Magdala tilted her head from side to side. “She says I have a second sight. But I am skeptical. When my mother left my father and went home, my father wanted me to stay with him. I was only allowed to spend summers with her.”

“But when you were grown?”

“My father’s business was failing. He couldn’t put food on the table. I took over laying stone for him, and then, when Huxley found me, I joined the royal guard.” Her gaze roved over the room—her room—with its familiar moldings and carved bookshelves. “I don’t know which side of me I belong to. Both. Neither. I don’t know.”

With a melancholy smile, he said, “It’s hard, being torn between two bloodlines. Maybe”—he leaned toward her, his shoulder bumping hers—“you don’t need to be either of those two people. Maybe you are something wilder and more undefinable than your mother’s daughter or your father’s savior.”

Her eyes met his. They reminded her of a forest just brushed with autumn. That forbidden spark in her chest flared again, and for an instant, he reminded her of home.

Maybe, she thought, he, too, was more than a cursed prince who stole her father’s house. Maybe he was something wild as well. And maybe it was his wildness that lit that spark in her—the spark whose brightness attracted her like a moth to a candle and drove her away like a woman recently burned.

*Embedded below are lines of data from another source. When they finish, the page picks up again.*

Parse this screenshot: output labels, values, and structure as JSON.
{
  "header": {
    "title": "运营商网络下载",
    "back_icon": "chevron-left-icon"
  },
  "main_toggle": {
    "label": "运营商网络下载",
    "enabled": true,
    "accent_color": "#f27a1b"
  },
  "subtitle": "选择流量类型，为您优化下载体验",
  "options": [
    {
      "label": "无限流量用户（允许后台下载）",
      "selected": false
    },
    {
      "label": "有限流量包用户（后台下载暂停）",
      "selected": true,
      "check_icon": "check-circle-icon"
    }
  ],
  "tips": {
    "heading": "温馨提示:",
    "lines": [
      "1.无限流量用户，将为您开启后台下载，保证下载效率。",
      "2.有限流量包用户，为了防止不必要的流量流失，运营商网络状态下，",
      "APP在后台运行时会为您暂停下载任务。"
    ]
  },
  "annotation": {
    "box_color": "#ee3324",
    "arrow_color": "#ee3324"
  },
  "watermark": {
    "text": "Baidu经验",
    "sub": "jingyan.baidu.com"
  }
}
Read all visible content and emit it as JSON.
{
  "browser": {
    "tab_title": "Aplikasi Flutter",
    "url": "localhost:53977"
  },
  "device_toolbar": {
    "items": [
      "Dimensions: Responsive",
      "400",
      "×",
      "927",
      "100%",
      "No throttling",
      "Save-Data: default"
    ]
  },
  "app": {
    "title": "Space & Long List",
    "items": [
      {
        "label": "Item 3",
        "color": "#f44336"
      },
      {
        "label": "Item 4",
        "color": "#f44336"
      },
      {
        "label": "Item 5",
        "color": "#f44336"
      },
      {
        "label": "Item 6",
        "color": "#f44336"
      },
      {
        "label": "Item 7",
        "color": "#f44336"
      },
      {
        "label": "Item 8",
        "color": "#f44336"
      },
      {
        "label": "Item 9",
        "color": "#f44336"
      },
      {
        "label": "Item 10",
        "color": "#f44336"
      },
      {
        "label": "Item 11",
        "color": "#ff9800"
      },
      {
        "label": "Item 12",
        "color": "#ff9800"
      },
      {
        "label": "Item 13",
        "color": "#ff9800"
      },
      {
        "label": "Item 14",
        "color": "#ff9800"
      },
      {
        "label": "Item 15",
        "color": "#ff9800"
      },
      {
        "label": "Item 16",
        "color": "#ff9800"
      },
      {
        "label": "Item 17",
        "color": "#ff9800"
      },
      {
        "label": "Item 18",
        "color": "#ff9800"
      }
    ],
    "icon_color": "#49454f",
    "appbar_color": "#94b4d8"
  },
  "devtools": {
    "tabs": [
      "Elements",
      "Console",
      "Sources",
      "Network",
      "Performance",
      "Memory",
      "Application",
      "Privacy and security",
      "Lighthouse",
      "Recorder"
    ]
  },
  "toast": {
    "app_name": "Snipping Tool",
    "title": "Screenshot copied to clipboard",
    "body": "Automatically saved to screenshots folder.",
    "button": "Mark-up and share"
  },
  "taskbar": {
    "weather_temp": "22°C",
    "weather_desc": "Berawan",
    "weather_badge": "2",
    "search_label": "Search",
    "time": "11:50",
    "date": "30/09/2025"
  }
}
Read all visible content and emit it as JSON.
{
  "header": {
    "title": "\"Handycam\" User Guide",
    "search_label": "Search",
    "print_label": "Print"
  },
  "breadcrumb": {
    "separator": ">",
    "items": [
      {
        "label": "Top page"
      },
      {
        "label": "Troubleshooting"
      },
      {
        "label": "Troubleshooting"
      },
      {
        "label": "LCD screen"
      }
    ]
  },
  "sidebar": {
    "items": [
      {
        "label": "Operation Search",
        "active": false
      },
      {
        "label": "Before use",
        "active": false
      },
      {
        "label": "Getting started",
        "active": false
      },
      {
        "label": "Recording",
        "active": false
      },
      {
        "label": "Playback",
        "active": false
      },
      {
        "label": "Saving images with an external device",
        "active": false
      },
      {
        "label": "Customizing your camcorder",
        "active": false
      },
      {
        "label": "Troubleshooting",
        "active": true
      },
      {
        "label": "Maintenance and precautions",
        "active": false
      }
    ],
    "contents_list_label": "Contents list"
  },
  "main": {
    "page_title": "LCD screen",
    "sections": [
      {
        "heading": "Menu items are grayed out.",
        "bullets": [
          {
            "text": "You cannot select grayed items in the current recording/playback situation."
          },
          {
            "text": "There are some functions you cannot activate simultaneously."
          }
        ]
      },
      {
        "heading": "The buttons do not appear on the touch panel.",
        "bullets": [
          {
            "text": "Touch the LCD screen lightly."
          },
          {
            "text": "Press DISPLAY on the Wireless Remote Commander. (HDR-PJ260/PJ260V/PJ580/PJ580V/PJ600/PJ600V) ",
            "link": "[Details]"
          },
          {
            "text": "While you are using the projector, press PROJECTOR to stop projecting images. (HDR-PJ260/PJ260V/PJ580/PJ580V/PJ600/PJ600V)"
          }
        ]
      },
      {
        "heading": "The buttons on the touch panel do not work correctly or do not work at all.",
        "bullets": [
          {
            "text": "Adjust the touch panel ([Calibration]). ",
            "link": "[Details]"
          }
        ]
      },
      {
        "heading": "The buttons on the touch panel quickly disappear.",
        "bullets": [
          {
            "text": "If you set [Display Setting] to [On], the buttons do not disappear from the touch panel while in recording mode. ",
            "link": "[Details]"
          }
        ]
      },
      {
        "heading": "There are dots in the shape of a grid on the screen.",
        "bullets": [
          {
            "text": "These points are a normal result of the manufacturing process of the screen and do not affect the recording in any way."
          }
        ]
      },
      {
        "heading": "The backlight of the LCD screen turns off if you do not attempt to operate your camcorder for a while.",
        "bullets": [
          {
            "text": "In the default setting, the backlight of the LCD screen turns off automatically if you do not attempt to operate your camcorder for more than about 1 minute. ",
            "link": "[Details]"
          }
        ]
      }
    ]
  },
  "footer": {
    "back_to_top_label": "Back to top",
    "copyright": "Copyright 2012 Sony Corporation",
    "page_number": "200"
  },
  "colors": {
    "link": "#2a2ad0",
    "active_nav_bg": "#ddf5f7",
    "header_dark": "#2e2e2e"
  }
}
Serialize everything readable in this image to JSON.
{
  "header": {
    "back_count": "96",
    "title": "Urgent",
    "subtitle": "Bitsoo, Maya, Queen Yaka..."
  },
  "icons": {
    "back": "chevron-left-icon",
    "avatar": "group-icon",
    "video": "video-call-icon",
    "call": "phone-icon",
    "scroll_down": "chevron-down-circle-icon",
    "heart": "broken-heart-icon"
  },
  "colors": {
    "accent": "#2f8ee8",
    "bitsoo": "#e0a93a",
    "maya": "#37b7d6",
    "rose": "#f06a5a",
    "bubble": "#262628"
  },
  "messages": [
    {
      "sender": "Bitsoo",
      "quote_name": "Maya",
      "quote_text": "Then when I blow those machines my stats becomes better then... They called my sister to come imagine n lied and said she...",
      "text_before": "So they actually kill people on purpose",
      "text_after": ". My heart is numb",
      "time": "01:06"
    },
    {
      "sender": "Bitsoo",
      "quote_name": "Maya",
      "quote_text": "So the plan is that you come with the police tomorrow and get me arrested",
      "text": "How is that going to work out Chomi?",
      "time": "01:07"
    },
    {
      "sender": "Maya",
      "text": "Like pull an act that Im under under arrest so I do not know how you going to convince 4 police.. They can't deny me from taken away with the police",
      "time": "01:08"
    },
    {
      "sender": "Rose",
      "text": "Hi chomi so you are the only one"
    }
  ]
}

For the first time, she recognized where she and Asherton overlapped. They were flotsam washed ashore on Elegy, seeking somewhere to rest.

The spark burned brighter, a flame, and Magdala pulled away from him. He was too close, his body too magnetic, his eyes too knowing.

“I’m going to go and clean downstairs and leave you to this chaos.” She held the flower out to him.

“You keep it,” he said.

“No, it was your brother’s.”

Asherton lifted one shoulder. “It belongs with a Russuli, and my brother is gone. Let its magic find a home.”